Real-Time AI Safety Monitoring for Cardiac Catheterization
PI-Technion, Prof. Ron Kimmel, PI-Rambam, Prof. Yair Feld, MD
The Clinical Problem During coronary angiography and intervention, procedures performed on hundreds of thousands of patients annually, rare but catastrophic events such as deep catheter intubation, vessel roofing, and distal wire perforation can occur in seconds. These hazards depend entirely on operator vigilance for detection, with no automated monitoring systems available. Even experienced cardiologists can miss critical warning signs during complex, high-stress procedures, potentially leading to vessel dissection, perforation, or other life-threatening complications. AI-Driven Solution We developed Cath-Alert, a real-time artificial intelligence system that continuously analyzes fluoroscopic video during cardiac catheterization procedures.

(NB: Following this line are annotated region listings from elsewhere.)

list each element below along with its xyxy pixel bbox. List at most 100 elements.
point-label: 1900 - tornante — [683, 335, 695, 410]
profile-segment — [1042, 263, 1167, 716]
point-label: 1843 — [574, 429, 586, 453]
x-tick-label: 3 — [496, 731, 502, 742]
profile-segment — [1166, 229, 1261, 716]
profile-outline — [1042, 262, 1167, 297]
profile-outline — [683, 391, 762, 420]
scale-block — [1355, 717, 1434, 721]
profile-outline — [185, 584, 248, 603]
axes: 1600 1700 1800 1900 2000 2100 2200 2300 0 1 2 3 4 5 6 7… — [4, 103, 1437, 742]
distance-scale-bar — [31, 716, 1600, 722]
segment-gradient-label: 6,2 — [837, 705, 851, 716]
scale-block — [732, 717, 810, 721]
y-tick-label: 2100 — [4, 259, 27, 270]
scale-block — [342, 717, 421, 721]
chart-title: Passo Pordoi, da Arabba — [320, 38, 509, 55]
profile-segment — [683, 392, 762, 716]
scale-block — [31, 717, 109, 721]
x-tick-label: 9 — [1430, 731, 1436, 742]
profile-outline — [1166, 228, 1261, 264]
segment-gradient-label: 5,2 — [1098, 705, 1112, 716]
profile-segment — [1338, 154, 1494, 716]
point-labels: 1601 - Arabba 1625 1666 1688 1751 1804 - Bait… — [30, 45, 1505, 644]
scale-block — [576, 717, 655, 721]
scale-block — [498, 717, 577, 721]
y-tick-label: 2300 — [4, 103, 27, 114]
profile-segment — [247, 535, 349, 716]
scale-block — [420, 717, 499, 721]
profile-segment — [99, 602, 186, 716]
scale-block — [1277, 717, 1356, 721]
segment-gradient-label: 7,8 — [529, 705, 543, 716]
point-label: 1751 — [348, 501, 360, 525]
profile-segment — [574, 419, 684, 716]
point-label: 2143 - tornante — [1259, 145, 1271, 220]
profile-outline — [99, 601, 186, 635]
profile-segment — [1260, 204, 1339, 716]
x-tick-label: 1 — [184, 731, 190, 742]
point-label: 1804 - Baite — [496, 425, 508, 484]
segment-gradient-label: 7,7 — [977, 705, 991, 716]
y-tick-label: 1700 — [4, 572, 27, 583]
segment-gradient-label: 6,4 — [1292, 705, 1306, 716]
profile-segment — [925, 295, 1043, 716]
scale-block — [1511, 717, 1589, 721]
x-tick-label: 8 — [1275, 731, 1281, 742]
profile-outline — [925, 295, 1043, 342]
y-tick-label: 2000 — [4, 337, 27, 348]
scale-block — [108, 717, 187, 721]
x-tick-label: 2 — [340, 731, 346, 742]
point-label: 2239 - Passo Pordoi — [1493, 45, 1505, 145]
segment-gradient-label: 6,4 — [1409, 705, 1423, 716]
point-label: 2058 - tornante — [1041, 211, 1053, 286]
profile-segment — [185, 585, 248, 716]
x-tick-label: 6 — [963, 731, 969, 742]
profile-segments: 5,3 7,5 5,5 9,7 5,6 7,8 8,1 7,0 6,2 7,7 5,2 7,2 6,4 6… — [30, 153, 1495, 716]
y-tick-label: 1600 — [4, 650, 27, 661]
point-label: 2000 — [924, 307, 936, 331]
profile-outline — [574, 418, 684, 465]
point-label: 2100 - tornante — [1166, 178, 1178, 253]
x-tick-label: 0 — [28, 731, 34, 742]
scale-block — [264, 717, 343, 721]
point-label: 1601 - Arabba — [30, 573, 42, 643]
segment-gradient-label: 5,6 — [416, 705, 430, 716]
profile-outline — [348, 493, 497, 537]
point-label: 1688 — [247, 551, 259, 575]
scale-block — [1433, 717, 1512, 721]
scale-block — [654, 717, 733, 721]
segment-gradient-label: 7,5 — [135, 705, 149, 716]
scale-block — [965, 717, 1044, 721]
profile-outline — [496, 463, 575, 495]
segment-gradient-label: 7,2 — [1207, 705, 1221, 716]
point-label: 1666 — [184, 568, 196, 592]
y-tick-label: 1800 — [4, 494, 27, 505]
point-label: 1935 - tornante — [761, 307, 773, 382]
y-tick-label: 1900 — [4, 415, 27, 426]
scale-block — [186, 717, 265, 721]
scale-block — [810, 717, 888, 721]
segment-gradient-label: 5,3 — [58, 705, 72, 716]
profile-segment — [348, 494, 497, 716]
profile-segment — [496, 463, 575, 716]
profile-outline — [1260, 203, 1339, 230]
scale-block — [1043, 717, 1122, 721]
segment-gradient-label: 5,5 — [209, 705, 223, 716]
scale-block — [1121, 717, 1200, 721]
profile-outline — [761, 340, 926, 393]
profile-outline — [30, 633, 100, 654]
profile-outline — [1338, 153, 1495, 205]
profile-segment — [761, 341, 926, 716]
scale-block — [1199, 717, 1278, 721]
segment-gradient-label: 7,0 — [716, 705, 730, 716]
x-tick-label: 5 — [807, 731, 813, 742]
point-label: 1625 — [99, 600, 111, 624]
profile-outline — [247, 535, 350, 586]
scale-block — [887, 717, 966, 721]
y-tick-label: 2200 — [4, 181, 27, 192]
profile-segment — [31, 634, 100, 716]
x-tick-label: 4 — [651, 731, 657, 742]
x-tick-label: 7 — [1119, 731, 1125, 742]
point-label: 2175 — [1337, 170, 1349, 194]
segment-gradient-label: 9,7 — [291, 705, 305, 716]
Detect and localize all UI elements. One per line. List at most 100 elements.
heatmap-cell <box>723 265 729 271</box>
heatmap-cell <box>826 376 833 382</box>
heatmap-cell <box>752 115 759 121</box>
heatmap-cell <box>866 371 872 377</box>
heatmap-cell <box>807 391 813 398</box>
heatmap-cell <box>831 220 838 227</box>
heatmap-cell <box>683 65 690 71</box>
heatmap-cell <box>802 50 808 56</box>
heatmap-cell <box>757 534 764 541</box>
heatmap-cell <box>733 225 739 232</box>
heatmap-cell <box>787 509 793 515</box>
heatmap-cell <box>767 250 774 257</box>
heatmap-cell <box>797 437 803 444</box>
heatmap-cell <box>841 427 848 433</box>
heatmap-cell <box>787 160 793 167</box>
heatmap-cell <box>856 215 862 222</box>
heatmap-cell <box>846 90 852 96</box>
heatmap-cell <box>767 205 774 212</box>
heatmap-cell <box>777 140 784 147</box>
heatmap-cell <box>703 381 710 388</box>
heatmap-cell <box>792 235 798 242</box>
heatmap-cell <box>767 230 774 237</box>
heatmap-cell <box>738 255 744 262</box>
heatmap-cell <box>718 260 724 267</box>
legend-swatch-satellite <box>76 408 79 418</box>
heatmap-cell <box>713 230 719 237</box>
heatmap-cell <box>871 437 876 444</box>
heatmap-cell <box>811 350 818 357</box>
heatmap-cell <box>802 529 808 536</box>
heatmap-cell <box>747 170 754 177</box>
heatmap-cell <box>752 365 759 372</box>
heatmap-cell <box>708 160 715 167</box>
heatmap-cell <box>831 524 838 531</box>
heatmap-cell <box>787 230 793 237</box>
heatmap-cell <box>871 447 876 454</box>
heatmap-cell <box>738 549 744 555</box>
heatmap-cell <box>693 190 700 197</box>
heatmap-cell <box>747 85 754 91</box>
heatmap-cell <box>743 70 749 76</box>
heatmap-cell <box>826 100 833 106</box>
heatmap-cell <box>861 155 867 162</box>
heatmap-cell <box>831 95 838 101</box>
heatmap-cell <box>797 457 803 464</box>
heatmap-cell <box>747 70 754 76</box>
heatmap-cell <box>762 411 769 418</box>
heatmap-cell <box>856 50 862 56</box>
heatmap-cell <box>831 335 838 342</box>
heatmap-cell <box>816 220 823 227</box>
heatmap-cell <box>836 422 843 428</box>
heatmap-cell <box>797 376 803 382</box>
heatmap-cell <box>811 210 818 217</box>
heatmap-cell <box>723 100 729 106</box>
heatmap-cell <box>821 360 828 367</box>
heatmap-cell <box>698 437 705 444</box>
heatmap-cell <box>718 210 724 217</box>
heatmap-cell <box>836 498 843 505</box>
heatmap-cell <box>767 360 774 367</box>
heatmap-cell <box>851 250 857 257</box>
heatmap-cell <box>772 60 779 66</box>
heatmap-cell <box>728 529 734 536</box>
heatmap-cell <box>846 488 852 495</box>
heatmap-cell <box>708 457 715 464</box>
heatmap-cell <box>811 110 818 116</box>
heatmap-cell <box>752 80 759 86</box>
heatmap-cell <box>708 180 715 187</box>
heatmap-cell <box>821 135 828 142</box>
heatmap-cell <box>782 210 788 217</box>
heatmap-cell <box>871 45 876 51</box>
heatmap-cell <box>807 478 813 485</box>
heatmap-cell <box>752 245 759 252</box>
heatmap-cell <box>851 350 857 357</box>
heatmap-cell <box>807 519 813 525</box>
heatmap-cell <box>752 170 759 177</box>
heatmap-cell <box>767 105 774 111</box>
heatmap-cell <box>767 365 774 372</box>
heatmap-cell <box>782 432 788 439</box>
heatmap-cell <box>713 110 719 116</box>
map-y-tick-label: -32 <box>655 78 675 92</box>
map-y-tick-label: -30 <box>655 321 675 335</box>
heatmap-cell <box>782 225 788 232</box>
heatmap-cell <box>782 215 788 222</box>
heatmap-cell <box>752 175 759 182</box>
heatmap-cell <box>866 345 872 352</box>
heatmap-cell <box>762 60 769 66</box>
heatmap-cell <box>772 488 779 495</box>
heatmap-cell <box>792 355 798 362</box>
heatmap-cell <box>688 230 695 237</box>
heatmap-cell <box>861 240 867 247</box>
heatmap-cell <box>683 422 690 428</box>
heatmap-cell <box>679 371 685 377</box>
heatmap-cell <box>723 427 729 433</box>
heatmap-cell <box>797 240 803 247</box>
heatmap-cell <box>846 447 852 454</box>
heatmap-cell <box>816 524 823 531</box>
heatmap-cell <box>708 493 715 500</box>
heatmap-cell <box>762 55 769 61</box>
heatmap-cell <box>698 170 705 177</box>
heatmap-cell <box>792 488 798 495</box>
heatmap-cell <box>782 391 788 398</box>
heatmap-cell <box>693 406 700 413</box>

Using deep learning-based computer vision, the system automatically segments catheters, guidewires, and blood vessels in real-time, then identifies hazardous configurations before they result in complications. The AI acts as an intelligent “co-pilot” in the catheterization laboratory, augmenting human expertise with automated vigilance.
Research Goals
- Create the first comprehensive annotated dataset of interventional fluoroscopy (>10,000 procedures)
- Develop real-time AI models capable of processing 30+ frames per second
- Achieve clinically meaningful detection accuracy across diverse procedural scenarios
- Validate system performance across multiple medical centers
- Demonstrate the feasibility of seamless integration into existing cath lab workflows
Research Achievements
- Large-scale dataset: Annotated fluoroscopy data from approximately 10,000 coronary procedures, representing one of the largest such datasets globally
- High detection accuracy: 78-86% accuracy in identifying procedural hazards
- Real-time performance: 20-30ms processing time per frame, enabling immediate alerts
- Multi-center validation: Successful prospective deployment at two independent medical centers
Clinical translation
Co-founded CATHALERT Ltd. (Technion-Rambam joint venture) to bring the technology to market.